Dopo il coro “quella donna là fa la pornostar”, otto tifosi finiscono al banco degli imputati

Si chiude con una citazione diretta a giudizio l’inchiesta sulle offese indirizzate alla presidentessa del “Gallipoli Football 1909”, Paola Vella, il 20 febbraio del 2022, nello stadio “Antonio Bianco”

GALLIPOLI - Saranno in otto a rispondere dal banco degli imputati dei cori sessisti di cui è stata vittima la presidentessa del “Gallipoli Football 1909”, Paola Vella, che al momento del fatto, non era tra gli spalti e apprese la notizia solo il giorno dopo da amici e conoscenti. 
A seguito della denuncia sporta attraverso il suo avvocato di fiducia Arcangelo Corvaglia, furono avviate le indagini, coordinate dal pubblico ministero Luigi Mastroniani, che avrebbero così consentito di individuare chi intonò quegli insulti contro di lei, durante il match tra “la Asd Città di Gallipoli” e lo “Spartan Legend Ginosa” del campionato Promozione Puglia girone D del 20 febbraio del 2022.
Nello stadio “Antonio Bianco”, furono lanciate una serie di offese del tipo “quella donna là fa la pornostar” e apparve anche uno striscione con su scritto “Vella, lavati la bocca” nel settore dei tifosi gallipolini.
“Non è possibile che ancora oggi una donna venga sommersa di insulti sessisti ed epiteti ingiuriosi per il solo fatto di essere una donna in un ambiente prettamente maschile. Né ritengo sia possibile far finta di nulla e andare oltre un fatto che mi ha segnato profondamente e che ha minato anche la tranquillità e la serenità della mia famiglia e dei miei affetti per fatti talmente incresciosi che non dovrebbero mai verificarsi né in un campo di calcio né in nessun altro luogo.
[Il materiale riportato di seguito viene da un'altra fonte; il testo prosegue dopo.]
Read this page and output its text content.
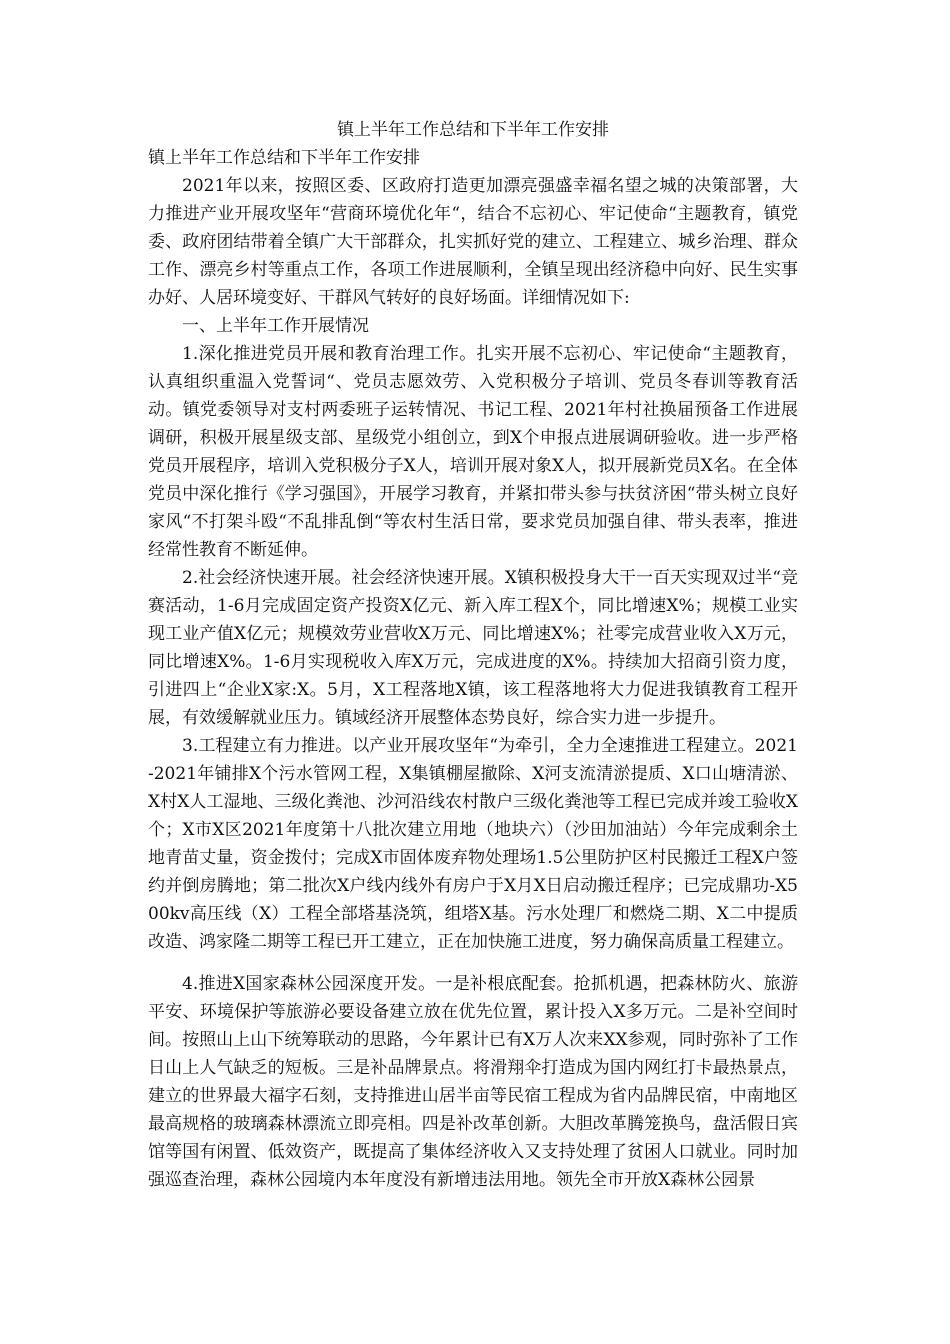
镇上半年工作总结和下半年工作安排

镇上半年工作总结和下半年工作安排

2021年以来，按照区委、区政府打造更加漂亮强盛幸福名望之城的决策部署，大力推进产业开展攻坚年“营商环境优化年“，结合不忘初心、牢记使命“主题教育，镇党委、政府团结带着全镇广大干部群众，扎实抓好党的建立、工程建立、城乡治理、群众工作、漂亮乡村等重点工作，各项工作进展顺利，全镇呈现出经济稳中向好、民生实事办好、人居环境变好、干群风气转好的良好场面。详细情况如下:

一、上半年工作开展情况

1.深化推进党员开展和教育治理工作。扎实开展不忘初心、牢记使命“主题教育，认真组织重温入党誓词“、党员志愿效劳、入党积极分子培训、党员冬春训等教育活动。镇党委领导对支村两委班子运转情况、书记工程、2021年村社换届预备工作进展调研，积极开展星级支部、星级党小组创立，到X个申报点进展调研验收。进一步严格党员开展程序，培训入党积极分子X人，培训开展对象X人，拟开展新党员X名。在全体党员中深化推行《学习强国》，开展学习教育，并紧扣带头参与扶贫济困“带头树立良好家风“不打架斗殴“不乱排乱倒“等农村生活日常，要求党员加强自律、带头表率，推进经常性教育不断延伸。

2.社会经济快速开展。社会经济快速开展。X镇积极投身大干一百天实现双过半“竞赛活动，1-6月完成固定资产投资X亿元、新入库工程X个，同比增速X%；规模工业实现工业产值X亿元；规模效劳业营收X万元、同比增速X%；社零完成营业收入X万元，同比增速X%。1-6月实现税收入库X万元，完成进度的X%。持续加大招商引资力度，引进四上“企业X家:X。5月，X工程落地X镇，该工程落地将大力促进我镇教育工程开展，有效缓解就业压力。镇域经济开展整体态势良好，综合实力进一步提升。

3.工程建立有力推进。以产业开展攻坚年“为牵引，全力全速推进工程建立。2021-2021年铺排X个污水管网工程，X集镇棚屋撤除、X河支流清淤提质、X口山塘清淤、X村X人工湿地、三级化粪池、沙河沿线农村散户三级化粪池等工程已完成并竣工验收X个；X市X区2021年度第十八批次建立用地（地块六）（沙田加油站）今年完成剩余土地青苗丈量，资金拨付；完成X市固体废弃物处理场1.5公里防护区村民搬迁工程X户签约并倒房腾地；第二批次X户线内线外有房户于X月X日启动搬迁程序；已完成鼎功-X500kv高压线（X）工程全部塔基浇筑，组塔X基。污水处理厂和燃烧二期、X二中提质改造、鸿家隆二期等工程已开工建立，正在加快施工进度，努力确保高质量工程建立。

4.推进X国家森林公园深度开发。一是补根底配套。抢抓机遇，把森林防火、旅游平安、环境保护等旅游必要设备建立放在优先位置，累计投入X多万元。二是补空间时间。按照山上山下统筹联动的思路，今年累计已有X万人次来XX参观，同时弥补了工作日山上人气缺乏的短板。三是补品牌景点。将滑翔伞打造成为国内网红打卡最热景点，建立的世界最大福字石刻，支持推进山居半亩等民宿工程成为省内品牌民宿，中南地区最高规格的玻璃森林漂流立即亮相。四是补改革创新。大胆改革腾笼换鸟，盘活假日宾馆等国有闲置、低效资产，既提高了集体经济收入又支持处理了贫困人口就业。同时加强巡查治理，森林公园境内本年度没有新增违法用地。领先全市开放X森林公园景
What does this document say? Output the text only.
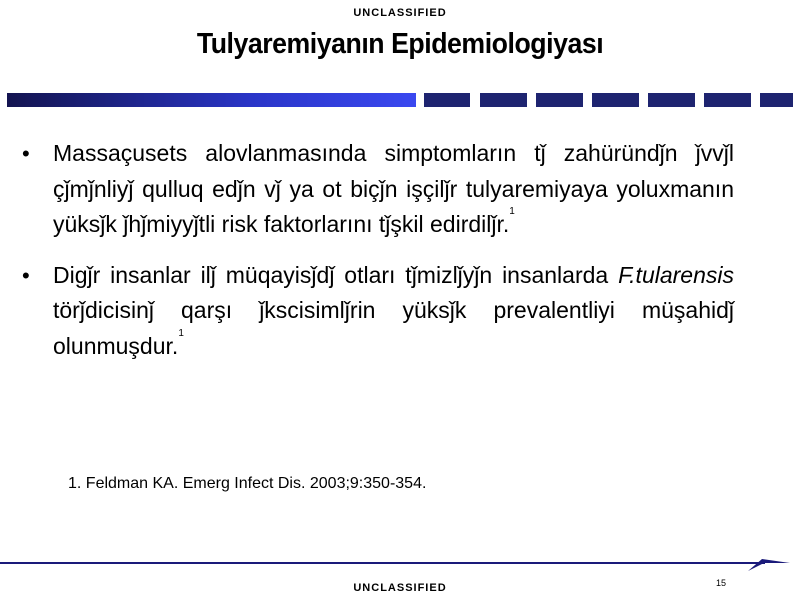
UNCLASSIFIED
Tulyaremiyanın Epidemiologiyası
•	Massaçusets alovlanmasında simptomların tǰ zahüründǰn ǰvvǰl çǰmǰnliyǰ qulluq edǰn vǰ ya ot biçǰn işçilǰr tulyaremiyaya yoluxmanın yüksǰk ǰhǰmiyyǰtli risk faktorlarını tǰşkil edirdilǰr.$^1$
•	Digǰr insanlar ilǰ müqayisǰdǰ otları tǰmizlǰyǰn insanlarda F.tularensis törǰdicisinǰ qarşı ǰkscisimlǰrin yüksǰk prevalentliyi müşahidǰ olunmuşdur.$^1$
1. Feldman KA. Emerg Infect Dis. 2003;9:350-354.
UNCLASSIFIED	15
E non è più pensabile neanche tentare di sminuire o ridimensionare le offese sessiste, gratuite e vergognose poste in essere declassificandole a mera espressione di ignoranza”, dichiarò la vittima nella denuncia.
“Nonostante i numerosi attestati di vicinanza, solidarietà e di stima da parte di amici, conoscenti, colleghi e comuni cittadini, la vicenda mi ha lasciato sinceramente sconvolta poiché ancora oggi, a distanza di tempo, non riesco a trovare una singola ragione (che non potrebbe comunque mai costituire una giustificazione) che abbia potuto scatenare un attacco di odio tanto violento nei miei confronti. Mediante questi atti barbari è stata offesa nel profondo della dignità di donna, madre, moglie, professionista e sportiva”, sostenne ancora Vella che ora si potrà costituire parte civile al processo.
La prima udienza è attesa per il 10 giugno davanti alla giudice Giovanna Piazzalunga.